Nzhdeh monument and Mother Armenia monument in same city
The debates around the Metsamor Nuclear Power Plant had hardly calmed down, when another bomb was planted under the South Caucasus — a monument to the Wehrmacht General Garegin Nzhdeh. He appeared in Yerevan 60 years after the monument 'Mother Armenia', dedicated to the Soviet people's victory in the Great Patriotic War. Now these two monuments "live" in the same city, symbolizing the changes and sentiments in Armenian society.
According to Russian expert Alexander Karavaev, the Armenian policy of memory is heading towards the direction of fascism reconstruction on new foundations. "Eventually, if the gap between it and the Russian version of the Eurasian history of the 20th century becomes wider, of course it will lead to a crisis in political relations between Armenia and Russia," the expert said, commenting on the unveiling of the monument to the Nazi criminal in Yerevan.
According to the analyst, the Russian expert community in general reacted negatively to the installation of the monument to Garegin Nzhdeh: one group expressed sharp condemnation, others remained silent. "But traces remained, as they say," Karavaev noted.

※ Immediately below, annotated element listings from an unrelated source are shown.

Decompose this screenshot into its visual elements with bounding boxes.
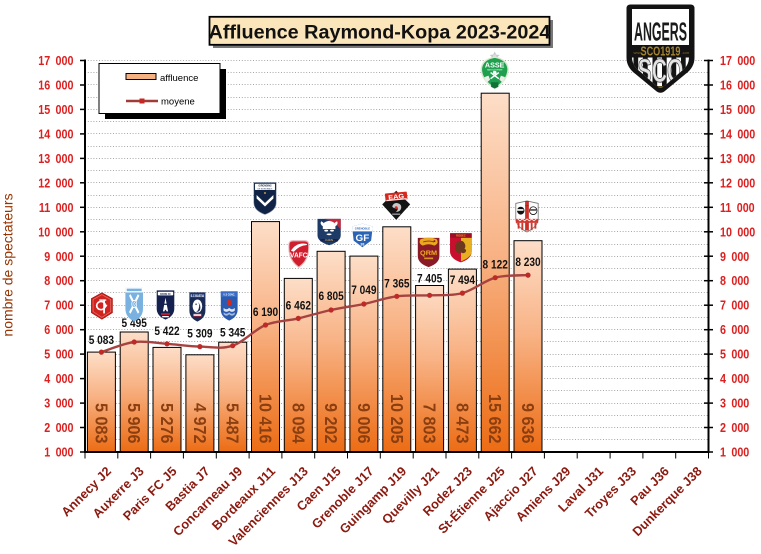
- svg-text:6 000: 6 000: [44, 322, 74, 337]
- svg-text:6 190: 6 190: [253, 306, 278, 319]
- svg-text:SCO1919: SCO1919: [641, 45, 681, 59]
- svg-text:6 805: 6 805: [318, 290, 343, 303]
- svg-text:5 345: 5 345: [220, 327, 245, 340]
- svg-text:.com: .com: [682, 50, 691, 55]
- svg-text:17 000: 17 000: [38, 53, 74, 68]
- svg-text:8 122: 8 122: [483, 259, 508, 272]
- svg-text:9 202: 9 202: [321, 403, 341, 444]
- svg-text:15 000: 15 000: [720, 102, 756, 117]
- svg-text:7 405: 7 405: [417, 273, 442, 286]
- svg-text:QRM: QRM: [420, 250, 437, 257]
- svg-text:1 000: 1 000: [44, 445, 74, 460]
- svg-text:- CAEN -: - CAEN -: [324, 239, 335, 242]
- svg-text:GF: GF: [356, 233, 370, 244]
- svg-text:3 000: 3 000: [44, 396, 74, 411]
- svg-text:11 000: 11 000: [39, 200, 74, 215]
- svg-text:14 000: 14 000: [720, 126, 756, 141]
- svg-text:RODEZ: RODEZ: [456, 234, 466, 238]
- svg-text:5 495: 5 495: [122, 317, 147, 330]
- svg-text:12 000: 12 000: [38, 175, 74, 190]
- svg-text:SAINT-ÉTIENNE: SAINT-ÉTIENNE: [487, 69, 503, 72]
- svg-text:14 000: 14 000: [38, 126, 74, 141]
- svg-text:5 906: 5 906: [124, 403, 144, 444]
- svg-text:38: 38: [360, 243, 364, 247]
- svg-text:6 000: 6 000: [720, 322, 750, 337]
- svg-text:4 000: 4 000: [720, 371, 750, 386]
- svg-text:S.C BASTIA: S.C BASTIA: [191, 293, 205, 298]
- svg-text:5 422: 5 422: [154, 325, 179, 338]
- svg-text:GRENOBLE: GRENOBLE: [355, 226, 371, 230]
- svg-text:7 803: 7 803: [419, 403, 439, 444]
- svg-text:9 000: 9 000: [44, 249, 74, 264]
- svg-text:ASSE: ASSE: [485, 60, 505, 69]
- svg-text:5 276: 5 276: [157, 403, 177, 444]
- svg-text:5 083: 5 083: [89, 335, 114, 348]
- svg-text:10 000: 10 000: [720, 224, 756, 239]
- svg-text:GIRONDINS: GIRONDINS: [258, 185, 272, 188]
- svg-text:DE BORDEAUX: DE BORDEAUX: [258, 187, 273, 190]
- svg-text:8 000: 8 000: [44, 273, 74, 288]
- svg-text:affluence: affluence: [160, 73, 198, 84]
- svg-text:10 000: 10 000: [38, 224, 74, 239]
- svg-text:moyene: moyene: [161, 97, 195, 108]
- svg-text:5 309: 5 309: [187, 328, 212, 341]
- svg-text:10 416: 10 416: [255, 394, 275, 444]
- svg-text:3 000: 3 000: [720, 396, 750, 411]
- svg-text:2 000: 2 000: [44, 420, 74, 435]
- svg-text:8 473: 8 473: [452, 403, 472, 444]
- svg-text:9 006: 9 006: [354, 403, 374, 444]
- svg-text:16 000: 16 000: [38, 78, 74, 93]
- svg-text:2 000: 2 000: [720, 420, 750, 435]
- svg-text:EAG: EAG: [388, 193, 405, 201]
- svg-text:10 205: 10 205: [387, 394, 407, 444]
- svg-text:nombre de spectateurs: nombre de spectateurs: [0, 193, 16, 336]
- svg-text:7 494: 7 494: [450, 275, 475, 288]
- svg-text:5 000: 5 000: [44, 347, 74, 362]
- svg-text:www.: www.: [634, 50, 644, 55]
- svg-text:13 000: 13 000: [38, 151, 74, 166]
- svg-text:ANGERS: ANGERS: [634, 17, 687, 47]
- svg-text:17 000: 17 000: [720, 53, 756, 68]
- svg-text:Affluence Raymond-Kopa 2023-20: Affluence Raymond-Kopa 2023-2024: [209, 21, 551, 43]
- svg-text:VAFC: VAFC: [290, 252, 308, 259]
- svg-text:4 000: 4 000: [44, 371, 74, 386]
- svg-text:8 000: 8 000: [720, 273, 750, 288]
- svg-text:15 662: 15 662: [485, 394, 505, 444]
- svg-text:1 000: 1 000: [720, 445, 750, 460]
- svg-text:13 000: 13 000: [720, 151, 756, 166]
- svg-text:7 000: 7 000: [720, 298, 750, 313]
- svg-text:8 230: 8 230: [515, 257, 540, 270]
- svg-text:5 487: 5 487: [222, 403, 242, 444]
- svg-text:PARIS FC: PARIS FC: [160, 291, 171, 295]
- svg-text:9 000: 9 000: [720, 249, 750, 264]
- svg-text:8 094: 8 094: [288, 403, 308, 444]
- svg-text:5 000: 5 000: [720, 347, 750, 362]
- svg-text:5 083: 5 083: [91, 403, 111, 444]
- svg-text:7 049: 7 049: [351, 284, 376, 297]
- svg-text:11 000: 11 000: [720, 200, 755, 215]
- svg-text:15 000: 15 000: [38, 102, 74, 117]
- svg-text:4 972: 4 972: [190, 403, 210, 444]
- svg-text:7 000: 7 000: [44, 298, 74, 313]
- svg-text:9 636: 9 636: [518, 403, 538, 444]
- svg-text:16 000: 16 000: [720, 78, 756, 93]
- svg-text:12 000: 12 000: [720, 175, 756, 190]
- svg-text:7 365: 7 365: [384, 278, 409, 291]
- svg-text:U.S CONC.: U.S CONC.: [223, 292, 235, 296]
- svg-text:6 462: 6 462: [286, 300, 311, 313]
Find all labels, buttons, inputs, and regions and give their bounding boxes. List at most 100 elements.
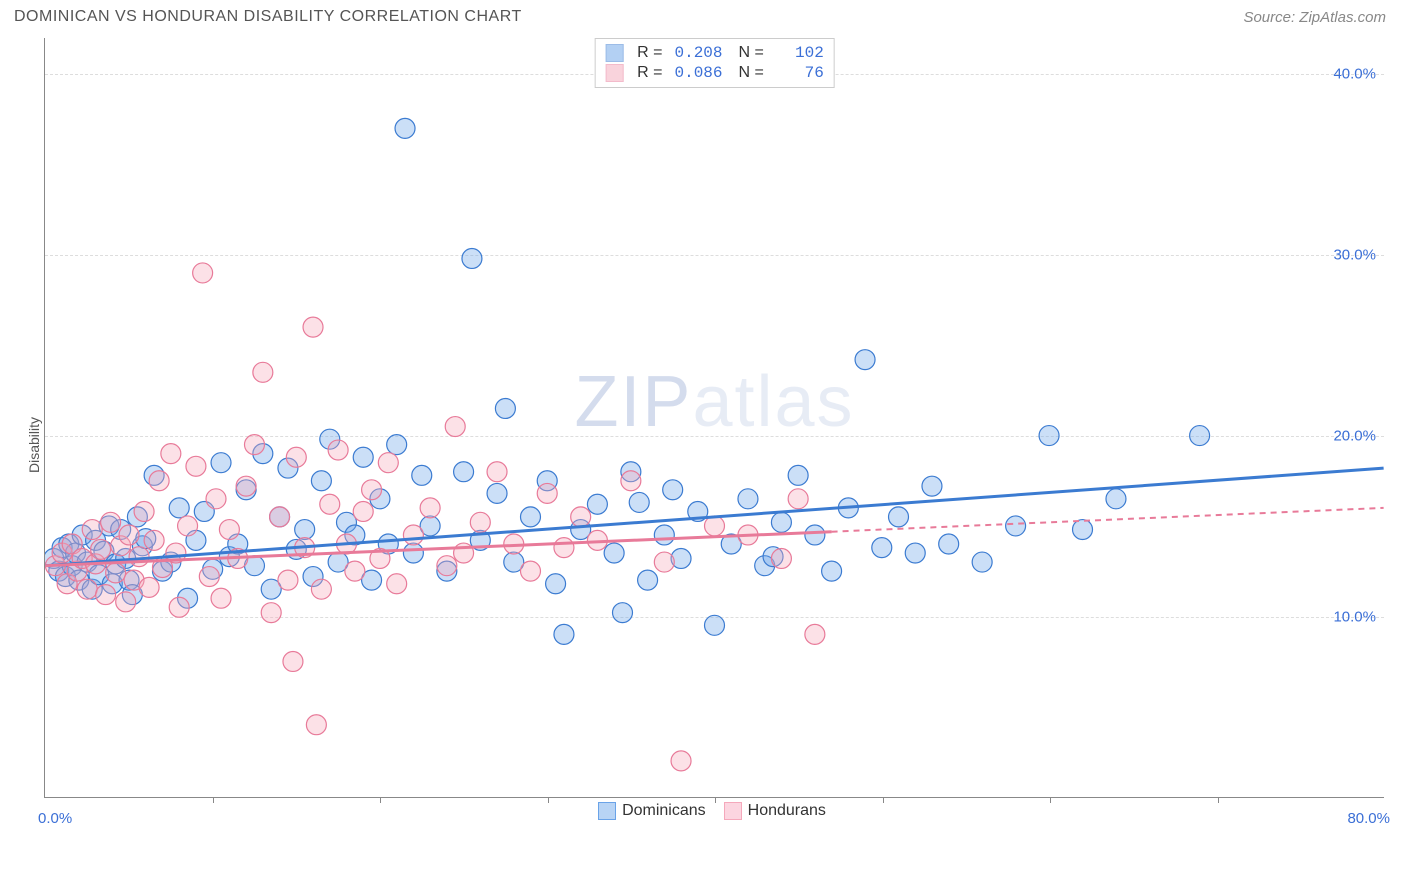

As for Moscow's official reaction to the installation of the monument to the war criminal — according to the decisions of the Nuremberg Tribunal, this category includes all those collaborated with the Nazi regime — it was not followed by any reaction for a number of reasons, the expert explained. "Moscow is building only the canonical version of a common heritage, which would ideologically combine its allies and partners. This is a complex and contradictory matter. For example, there is still no clear evaluation of the collaborator General Vlasov's work, due to the fact that some Russian intellectuals believe that he should be fully rehabilitated as a fighter against Stalinism. At the time, the Military Collegium of the Supreme Court refused to rehabilitate Vlasov and others, cancelling the verdict as part of the 'anti-Soviet agitation and propaganda'. But the rest of the sentence was upheld. That is, there is a certain ambiguity, which does not allow a fully-fledged version of the foreign common history to be built," Karavaev said.
Another version of why Russian society didn't sharply condemn the monument to the war criminal who led the Armenische Legion during the Second World War, is the absence of a Russian diaspora in Armenia. "If today a large Russian diaspora existed in Armenia, there would be more humanitarian, linguistic and human relations, therefore, this would provoke a conflict. But there are almost no Russians left in Armenia (only about ten thousand people), and a certain distance has formed, allowing these events not to be perceived acutely and for eyes to be closed to it," the expert noted.
Note that the Resolution of the UN General Assembly on combating glorification of Nazism, neo-Nazism and other practices that contribute to fueling contemporary forms of racism, racial discrimination, xenophobia and related intolerance was adopted at the Third Committee of the UN General Assembly on Social and Humanitarian Affairs on November 21, 2014 and at the plenary session of the 69th session of the UN General Assembly on December 18.
The draft resolution was submitted to the UN by the Russian Federation. Also, more than 40 countries were co-authors of the document. 133 UN member countries, including Armenia and Azerbaijan, supported it.
The resolution expresses concern over "the spread in many parts of the world of various extremist political parties, movements and groups, as well as similar extremist ideological movements".
The text also expressed concern about "the worship" of the Nazi movement and former members of the Waffen-SS "in any form", including through the construction of monuments and memorials. It is known that in August 1942, in the midst of the Battle of Stalingrad, the German command decided to form a special military unit number 808, which was a part of the Armenische Legion. Its appearance was preceded by quite active and purposeful activity of Armenian emigrants residing in Berlin – the generals Dro, Nzhdeh and others.
The Russian delegation noted the Special Rapporteur's recommendation that all the states should prohibit both formal and informal "glorification of the Nazi regime, its allies or related organizations."
It is evident that Moscow's official policy is aimed at the harsh suppression of different ways to revise the results of Second World War. And rehabilitation of such figures as Nzhdeh just refers to such facts. "This line has been formed for more than a decade as the main historical and humanitarian stem in the integration work within the CIS and EEU. In particular, Azerbaijan actively holds and participates in all the events dedicated to the memory of the Great Patriotic War — both in the country and together with Russia. There is no glorification of the Caucasian-Muslim Legion, where some Azerbaijanis served, in modern Azerbaijan. This page is considered shameful even for fans of history of the Musavat movement. The prominent Azerbaijani politician and public leader Mammad Amin Rasulzade even left Germany in 1942, realizing that the Nazi leadership would blindly use the enemies of the Soviet authorities and military collaborators and wouldn't comply with their false promises. This is a very complicated page for all the CIS countries. Nevertheless, there are sufficiently clear characteristics which can determine with whom we are dealing — the fighters against Stalinism and Bolshevism or outspoken supporters of national-fascism," the Russian expert stressed.